Je m'arrête à l'écoute quand un brame retentit plus en bas. Je repars donc en sens inverse et rejoints un ruisseau qui dévale le franc de la montagne. Je le suis vers le bas. un brame retentit sur le flanc opposé de la montagne, je biaise et rattrape une coulée qui traverse un second ruisseau qui marque le fond de la vallée. Je le traverse et commence une approche en remontant doucement par une grosse coulée vers la position estimé du cerf. Il se remet à bramer plus en avant. Je poursuis doucement mais le vent est maintenant dans mon dos, je tente de monter un peu plus pour surplomber le cerf et tenter de ne pas être repéré. J'arrive à une grosse bute et les brames semblent venir d'en dessous, je me rapproche doucement mais à mon arrivé le secteur est désert.
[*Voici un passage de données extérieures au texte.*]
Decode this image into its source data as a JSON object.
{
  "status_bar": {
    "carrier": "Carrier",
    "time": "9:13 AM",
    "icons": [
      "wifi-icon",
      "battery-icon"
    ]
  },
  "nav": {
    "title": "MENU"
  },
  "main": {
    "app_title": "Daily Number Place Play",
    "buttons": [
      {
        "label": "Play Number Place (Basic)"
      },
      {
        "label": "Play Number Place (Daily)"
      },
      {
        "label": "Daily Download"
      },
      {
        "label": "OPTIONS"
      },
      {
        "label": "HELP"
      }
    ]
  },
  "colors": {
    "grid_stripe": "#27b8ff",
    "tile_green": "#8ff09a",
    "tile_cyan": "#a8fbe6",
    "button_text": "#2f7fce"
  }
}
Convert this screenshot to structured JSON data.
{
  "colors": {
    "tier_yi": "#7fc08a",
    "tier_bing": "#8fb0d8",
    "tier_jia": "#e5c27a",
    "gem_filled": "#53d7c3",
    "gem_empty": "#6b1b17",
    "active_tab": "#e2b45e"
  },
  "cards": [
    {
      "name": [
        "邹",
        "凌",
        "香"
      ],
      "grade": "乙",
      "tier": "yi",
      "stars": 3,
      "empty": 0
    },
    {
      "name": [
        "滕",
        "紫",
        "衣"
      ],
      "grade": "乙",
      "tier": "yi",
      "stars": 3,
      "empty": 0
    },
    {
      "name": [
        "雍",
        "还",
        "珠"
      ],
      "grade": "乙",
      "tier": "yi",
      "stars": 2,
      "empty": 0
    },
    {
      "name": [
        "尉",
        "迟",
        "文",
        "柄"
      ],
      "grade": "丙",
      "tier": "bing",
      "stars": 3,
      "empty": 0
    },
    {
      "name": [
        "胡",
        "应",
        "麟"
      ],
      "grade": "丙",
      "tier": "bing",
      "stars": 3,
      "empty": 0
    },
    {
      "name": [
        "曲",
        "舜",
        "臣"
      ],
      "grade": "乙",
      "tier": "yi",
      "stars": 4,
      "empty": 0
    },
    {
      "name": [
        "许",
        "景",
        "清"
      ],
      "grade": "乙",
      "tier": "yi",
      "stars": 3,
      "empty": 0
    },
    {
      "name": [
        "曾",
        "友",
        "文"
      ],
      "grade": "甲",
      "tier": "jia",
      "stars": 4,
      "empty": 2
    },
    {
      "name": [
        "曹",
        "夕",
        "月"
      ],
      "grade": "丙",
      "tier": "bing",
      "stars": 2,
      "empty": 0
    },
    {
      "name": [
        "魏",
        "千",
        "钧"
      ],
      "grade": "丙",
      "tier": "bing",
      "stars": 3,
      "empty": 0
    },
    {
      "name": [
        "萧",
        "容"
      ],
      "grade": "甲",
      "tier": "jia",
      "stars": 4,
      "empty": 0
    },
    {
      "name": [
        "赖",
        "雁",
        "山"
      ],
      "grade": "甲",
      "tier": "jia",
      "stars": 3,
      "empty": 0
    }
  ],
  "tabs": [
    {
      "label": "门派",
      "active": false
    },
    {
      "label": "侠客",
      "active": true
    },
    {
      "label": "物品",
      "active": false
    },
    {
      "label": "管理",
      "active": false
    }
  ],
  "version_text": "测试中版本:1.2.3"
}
La luminosité baisse rapidement, surtout sous ces sapins et au fond de la combe. Je remonte en biais vers le sommet de la montagne quand un animal se débine en dessous. Une biche surgit à 50 mètres devant moi puis se jette dans la pente et je l'observe s'éloigner au trot. Je reprends ma progression mais le terrain est de plus en plus périlleux, je passe plusieurs barres rocheuses et progresse sur une coulée caillouteuse très glissante. Des brames retentissent au fond de la vallée mais vu l'heure je n'ai plus le temps de m'en occuper. Je regarde plus mes pieds que devant moi pour ne pas chuter quand, tout à coup, j'ai une impression bizarre. Je me fige et lève les yeux sur un très gros cerf qui semble endormi à 6 mètres devant moi. Je sursaute stupéfait puis, reprenant mes esprits, je saisis mon arc. Je l'observe un moment hésitant puis commence à me demander s'il ne serait pas tout simplement mort. Ses oreilles sont pendantes et il semble un peu gonflé. Je m'approche prudemment et constate qu'il est bien mort. C'est un beau cerf portant de beau bois.
Aucune blessure n'est apparente, je déplie son coup mais ne constate pas plus de blessure par balle ou par flèche. Je le laisse et poursuis ma route sans vraiment savoir ou je me trouve. Dans le fond de la vallée des cerfs brament de plus en plus fort. Je remonte espérant retomber sur la piste quand j'entends le 4x4 de Patrick et aperçois la lueur de ses phares. Trop tard, je descends au plus vite, avec ma lampe car la nuit s’installe, pour récupérer la piste en dessous quand une grosse masse claire m'interpelle. Je l'éclaire et constate qu'il s'agit d’une vache restée pendue par une patte à une branche d'un arbre mort. Les vautours avaient bien raison de tourner dans le secteur !
Je continue ma descente au plus vite mais le 4x4 passe en dessous et je n'ai plus qu'à rattraper la piste et finir à pied. En rejoignant la piste et commence à descendre en écoutant les cerfs qui brament fort juste en dessous. C'est une zone non chassée à cause de la difficulté de sortir les animaux. Je m'amuse à bramer dans la nuit et les cerfs me répondent. Les phares ont fait demi-tour au loin Patrick revient me chercher.